Wendyam Laetitia Pogbéogo, étudiante en psychologie atteinte de déficience auditive, a soutenu son mémoire de maîtrise ce jeudi 22 novembre 2018. Le thème du mémoire, rédigé sous la direction du Dr Léopold Badolo, est « Education inclusive, abandons et rendements scolaires chez les apprenants déficients auditifs au post-primaire et au secondaire : Exemple du Centre d’éducation et de formation intégrée des sourds et entendants (CEFISE)/Ouagadougou ». Une soutenance à laquelle a assisté la ministre de la Femme, de la Solidarité nationale et de la Famille, Marie Laurence Ilboudo/Marchal.

C’est sans doute une soutenance qui fera date au département de psychologie de l’Unité de formation et de recherches en Sciences humaines (UFR/SH) de l’Université Ouaga I Pr-Joseph-Ki-Zerbo, tant il n’est pas courant de voir des étudiants en situation de handicap soutenir un mémoire.

Wendyam Laetitia Pogbéogo, déficiente auditive, après un parcours jalonné d’embûches et de difficultés, y est parvenue.

Disposant de 15 minutes, elle a présenté le fruit de ses recherches qui ont porté sur le thème « Education inclusive, abandons et rendements scolaires chez les apprenants déficients auditifs au post-primaire et au secondaire : Exemple du Centre d’éducation et de formation intégrée des sourds et entendants (CEFISE)/Ouagadougou. »

Il s’est agi, pour l’impétrante, de mettre en évidence les causes de l’abandon mais aussi de l’échec scolaire chez les élèves déficients auditifs.
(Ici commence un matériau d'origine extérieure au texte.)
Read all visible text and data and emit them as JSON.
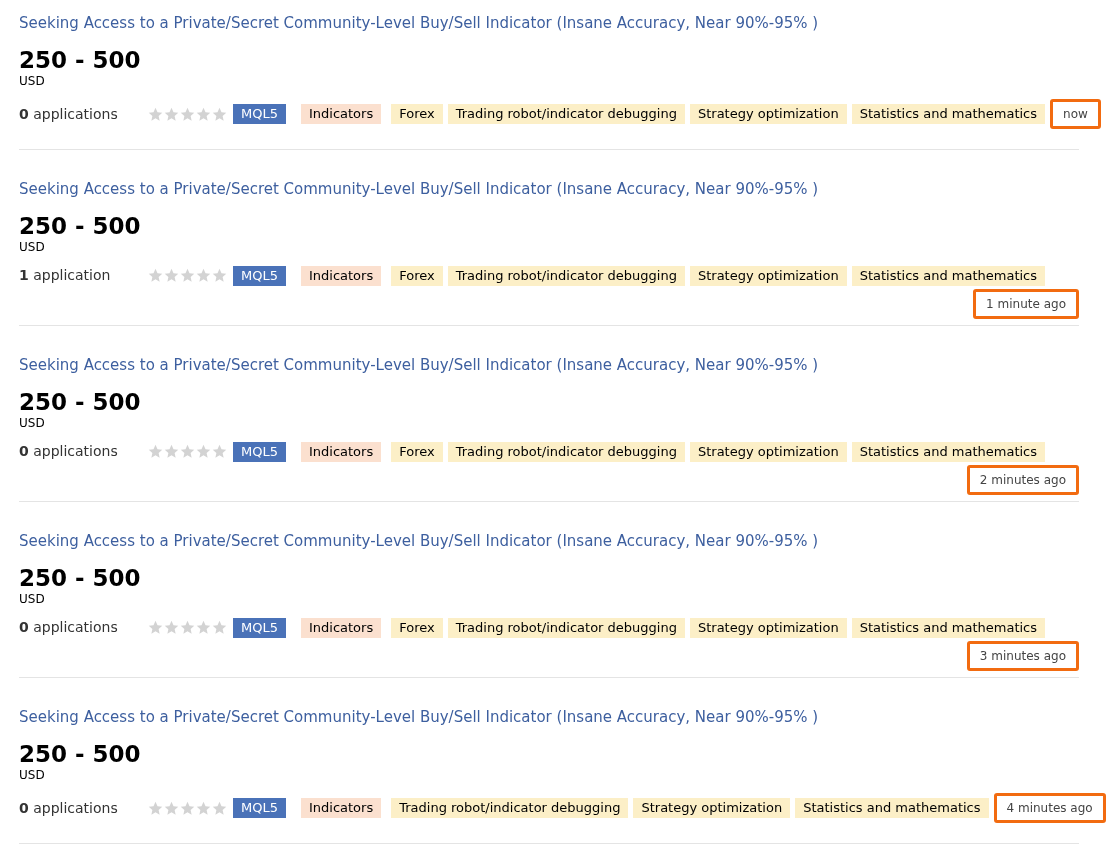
{
  "listings": [
    {
      "title": "Seeking Access to a Private/Secret Community-Level Buy/Sell Indicator (Insane Accuracy, Near 90%-95% )",
      "price": "250 - 500",
      "currency": "USD",
      "applications_count": "0",
      "applications_label": "applications",
      "stars": 0,
      "tags": [
        {
          "kind": "platform",
          "label": "MQL5"
        },
        {
          "kind": "category",
          "label": "Indicators"
        },
        {
          "kind": "skill",
          "label": "Forex"
        },
        {
          "kind": "skill",
          "label": "Trading robot/indicator debugging"
        },
        {
          "kind": "skill",
          "label": "Strategy optimization"
        },
        {
          "kind": "skill",
          "label": "Statistics and mathematics"
        }
      ],
      "time": "now",
      "kind": "inline",
      "highlighted": true
    },
    {
      "title": "Seeking Access to a Private/Secret Community-Level Buy/Sell Indicator (Insane Accuracy, Near 90%-95% )",
      "price": "250 - 500",
      "currency": "USD",
      "applications_count": "1",
      "applications_label": "application",
      "stars": 0,
      "tags": [
        {
          "kind": "platform",
          "label": "MQL5"
        },
        {
          "kind": "category",
          "label": "Indicators"
        },
        {
          "kind": "skill",
          "label": "Forex"
        },
        {
          "kind": "skill",
          "label": "Trading robot/indicator debugging"
        },
        {
          "kind": "skill",
          "label": "Strategy optimization"
        },
        {
          "kind": "skill",
          "label": "Statistics and mathematics"
        }
      ],
      "time": "1 minute ago",
      "kind": "below",
      "highlighted": true
    },
    {
      "title": "Seeking Access to a Private/Secret Community-Level Buy/Sell Indicator (Insane Accuracy, Near 90%-95% )",
      "price": "250 - 500",
      "currency": "USD",
      "applications_count": "0",
      "applications_label": "applications",
      "stars": 0,
      "tags": [
        {
          "kind": "platform",
          "label": "MQL5"
        },
        {
          "kind": "category",
          "label": "Indicators"
        },
        {
          "kind": "skill",
          "label": "Forex"
        },
        {
          "kind": "skill",
          "label": "Trading robot/indicator debugging"
        },
        {
          "kind": "skill",
          "label": "Strategy optimization"
        },
        {
          "kind": "skill",
          "label": "Statistics and mathematics"
        }
      ],
      "time": "2 minutes ago",
      "kind": "below",
      "highlighted": true
    },
    {
      "title": "Seeking Access to a Private/Secret Community-Level Buy/Sell Indicator (Insane Accuracy, Near 90%-95% )",
      "price": "250 - 500",
      "currency": "USD",
      "applications_count": "0",
      "applications_label": "applications",
      "stars": 0,
      "tags": [
        {
          "kind": "platform",
          "label": "MQL5"
        },
        {
          "kind": "category",
          "label": "Indicators"
        },
        {
          "kind": "skill",
          "label": "Forex"
        },
        {
          "kind": "skill",
          "label": "Trading robot/indicator debugging"
        },
        {
          "kind": "skill",
          "label": "Strategy optimization"
        },
        {
          "kind": "skill",
          "label": "Statistics and mathematics"
        }
      ],
      "time": "3 minutes ago",
      "kind": "below",
      "highlighted": true
    },
    {
      "title": "Seeking Access to a Private/Secret Community-Level Buy/Sell Indicator (Insane Accuracy, Near 90%-95% )",
      "price": "250 - 500",
      "currency": "USD",
      "applications_count": "0",
      "applications_label": "applications",
      "stars": 0,
      "tags": [
        {
          "kind": "platform",
          "label": "MQL5"
        },
        {
          "kind": "category",
          "label": "Indicators"
        },
        {
          "kind": "skill",
          "label": "Trading robot/indicator debugging"
        },
        {
          "kind": "skill",
          "label": "Strategy optimization"
        },
        {
          "kind": "skill",
          "label": "Statistics and mathematics"
        }
      ],
      "time": "4 minutes ago",
      "kind": "inline",
      "highlighted": true
    }
  ]
}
Et elle est parvenue à la conclusion que plusieurs raisons expliquent ces abandons. Il s’agit notamment de problèmes psychologiques liés au handicap, des pesanteurs sociales, du manque d’accompagnement, du sentiment d’incapacité, des difficultés langagières, etc.
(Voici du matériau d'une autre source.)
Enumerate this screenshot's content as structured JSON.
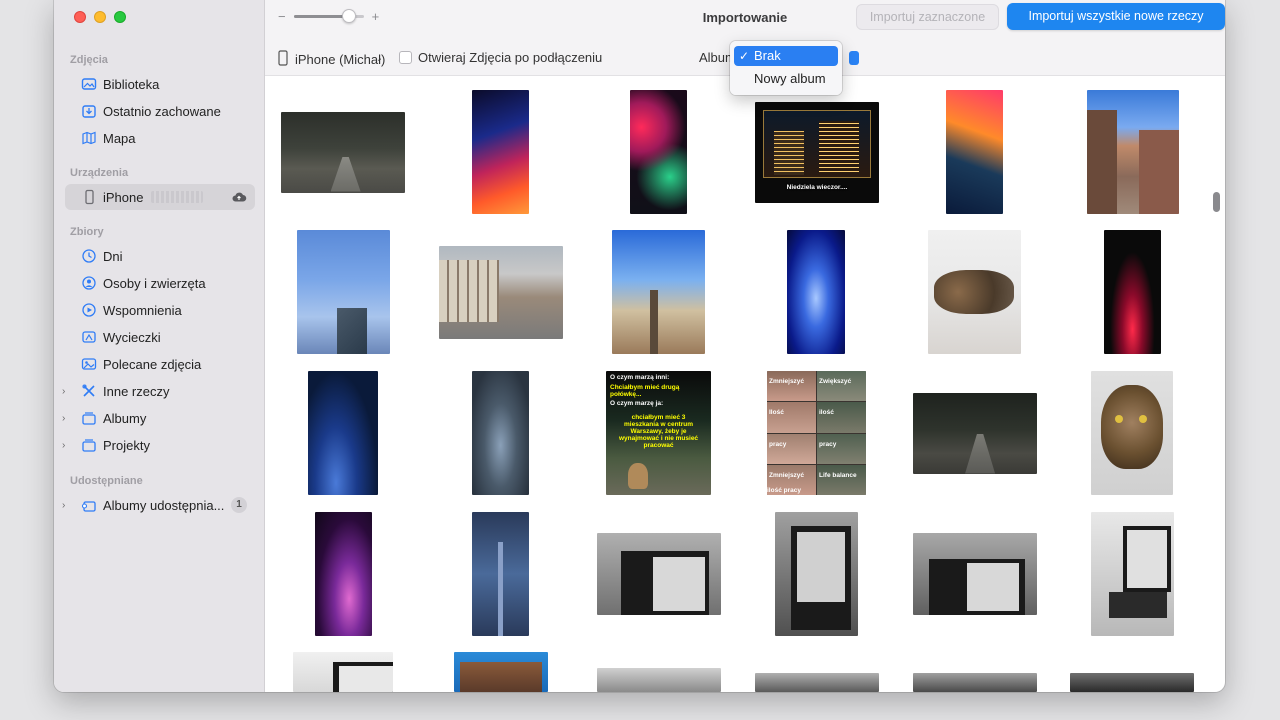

Elle suggère donc une meilleure prise en charge de la déficience auditive chez l’enfant, la mise à disposition d’appareillages. Elle a surtout invité les autorités à redoubler d’efforts en faveur de l’éducation inclusive.

Après la phase des remarques et des questions, le jury s’est retiré pour la délibération.

A l’issue du conciliabule, le jury a salué la pertinence du thème mais également le travail de qualité effectué par l’impétrante. Ainsi, Laetitia Pogbéogo s’est vu attribuer la note de 16 sur 20.


Laetitia Pogbéogo, un avenir professionnel déjà assuré ?

Pour Marie Laurence Ilboudo/Marchal, ministre de la Femme, de la Solidarité nationale et de la Famille, venue encourager l’impétrante, Laetitia Pogbéogo est un exemple de courage qui mérite d’être accompagné et le ministère s’engage à cela.

« C’est son expérience qu’elle a partagée. Et il n’y a pas meilleure expérience que l’expérience personnelle. (…). Nous allons l’aider à pouvoir faire son master. Nous avons été interpellée par beaucoup. C’est vrai, on ne la connaît pas. Vous allez vous demander pourquoi je suis là. C’est parce qu’il y a eu un lobby autour d’elle. Nous avons été heureuse d’être là auprès d’elle et le ministère s’engage à l’accompagner pour qu’elle puisse avoir une insertion socio-professionnelle », a laissé entendre la ministre.


« Je veux devenir ministre… »

Laetitia Pogbéogo n’est pas née déficiente auditive. C’est en classe de CM2 que les troubles ont commencé. Ce qui ne l’a pas empêchée de poursuivre ses études. Avec l’aide de ses camarades de classe, elle arrive à suivre tant bien que mal les cours.

A la question de savoir comment elle est parvenue à ce niveau d’études, Laetitia répond : « Le public entendant a souvent des difficultés à comprendre qu’une personne en situation de handicap, spécifiquement de déficience auditive, puisse réussir. Je suis un exemple. Ce que j’ai fait pour réussir n’est pas sorcier, c’est naturel. Cela s’est passé comme si j’avais été entendante, avec la seule différence que je suivais les cours avec mes voisins de classe ».

« Pensez-vous avoir réussi ? », lui lance un journaliste. Avec plein d’humour, Laetitia réplique : « Je vous retourne la question : j’ai réussi ou je n’ai pas réussi ? J’ai réussi ? Alors moi aussi je réponds : j’ai réussi ! ».

Et en ce qui concerne ses ambitions, elle voit grand. « Je veux devenir ministre, avec ou sans la déficience auditive ».

Mais en attendant de réaliser ce rêve, pour le court terme, le jury l’encourage à s’inscrire pour le master en psychologie en vue de sortir psychologue.